I personally found the relationship very toxic. Of course, there’s sexual attraction there, but Allura is pretty starved for attention anyway, so any positive attention she gets is bound to draw her in. I hate that she and Ead slept together whilst so many horrible secrets were still between them; I dislike that he was stalking her in the beginning and invading personal space—it’s all points of what not to do in a proper relationship, written as a romance. Beyond that, I didn’t get much of a feel of them “getting closer” as the book progressed. It didn’t feel like they went beyond sexual attraction to anything substantial.
The writing itself is what I have the most problems with. It’s a self-published book, so I can give just a bit of leeway for quality (plus, my copy is from 2022, so I don’t know if newer versions exist) but it was so clear that these authors didn’t go through the correct publishing path for their book. It was not properly designed, not properly edited; I found between five and twenty spelling/grammar/design mistakes on each page. Overall, I do not believe that this book was anywhere near ready to be published yet. I can say that the premise is intriguing, but the execution was lacking.

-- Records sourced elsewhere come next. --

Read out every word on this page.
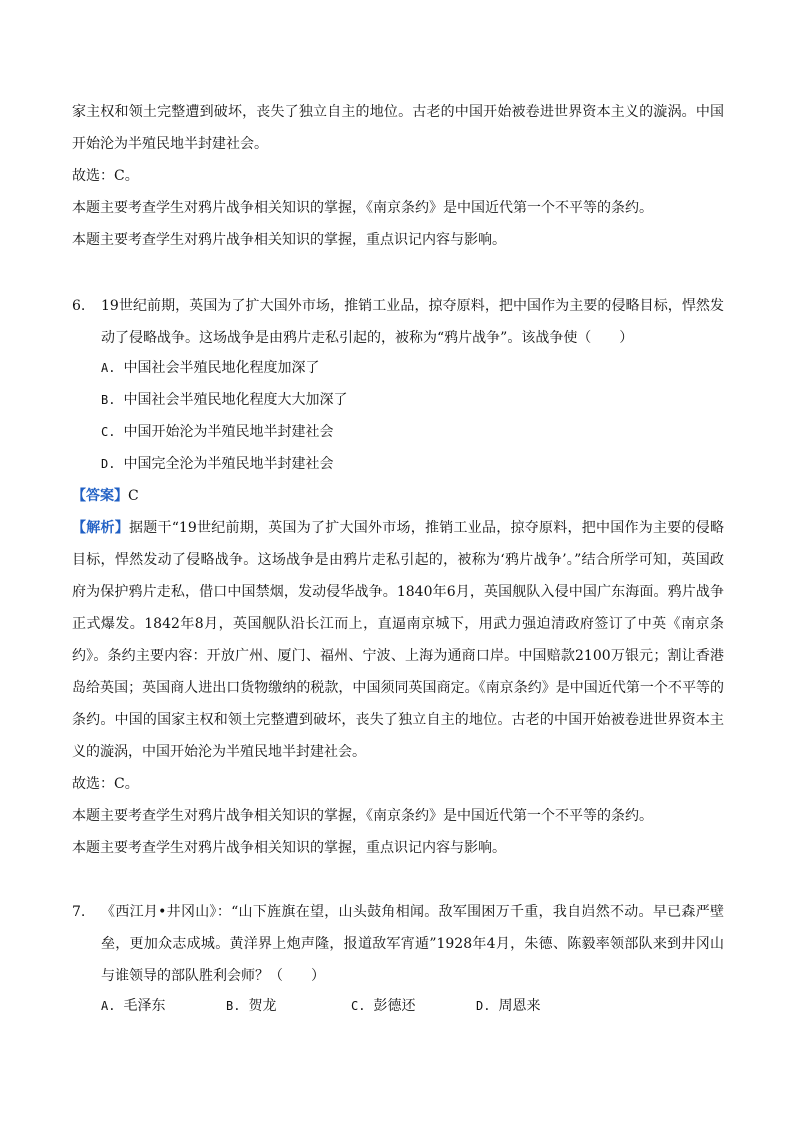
家主权和领土完整遭到破坏，丧失了独立自主的地位。古老的中国开始被卷进世界资本主义的漩涡。中国开始沦为半殖民地半封建社会。

故选：C。

本题主要考查学生对鸦片战争相关知识的掌握，《南京条约》是中国近代第一个不平等的条约。

本题主要考查学生对鸦片战争相关知识的掌握，重点识记内容与影响。

6. 19世纪前期，英国为了扩大国外市场，推销工业品，掠夺原料，把中国作为主要的侵略目标，悍然发动了侵略战争。这场战争是由鸦片走私引起的，被称为“鸦片战争”。该战争使（　　）

A. 中国社会半殖民地化程度加深了
B. 中国社会半殖民地化程度大大加深了
C. 中国开始沦为半殖民地半封建社会
D. 中国完全沦为半殖民地半封建社会
【答案】C
【解析】据题干“19世纪前期，英国为了扩大国外市场，推销工业品，掠夺原料，把中国作为主要的侵略目标，悍然发动了侵略战争。这场战争是由鸦片走私引起的，被称为‘鸦片战争’。”结合所学可知，英国政府为保护鸦片走私，借口中国禁烟，发动侵华战争。1840年6月，英国舰队入侵中国广东海面。鸦片战争正式爆发。1842年8月，英国舰队沿长江而上，直逼南京城下，用武力强迫清政府签订了中英《南京条约》。条约主要内容：开放广州、厦门、福州、宁波、上海为通商口岸。中国赔款2100万银元；割让香港岛给英国；英国商人进出口货物缴纳的税款，中国须同英国商定。《南京条约》是中国近代第一个不平等的条约。中国的国家主权和领土完整遭到破坏，丧失了独立自主的地位。古老的中国开始被卷进世界资本主义的漩涡，中国开始沦为半殖民地半封建社会。

故选：C。

本题主要考查学生对鸦片战争相关知识的掌握，《南京条约》是中国近代第一个不平等的条约。

本题主要考查学生对鸦片战争相关知识的掌握，重点识记内容与影响。

7. 《西江月•井冈山》：“山下旌旗在望，山头鼓角相闻。敌军围困万千重，我自岿然不动。早已森严壁垒，更加众志成城。黄洋界上炮声隆，报道敌军宵遁”1928年4月，朱德、陈毅率领部队来到井冈山与谁领导的部队胜利会师？（　　）

A. 毛泽东	B. 贺龙	C. 彭德还	D. 周恩来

The pacing of this book was actually quite good. It would go even faster without the gratuitous sex, which I suppose is meant to signify a deepening of the main characters’ relationship. This book could almost be its own standalone rather than the first of a trilogy, if not for the twist at the end; it leads nicely into a second book.
If this book gets a reprint with all the editing and design mistakes fixed, I would recommend it to lovers of dark spicy romance.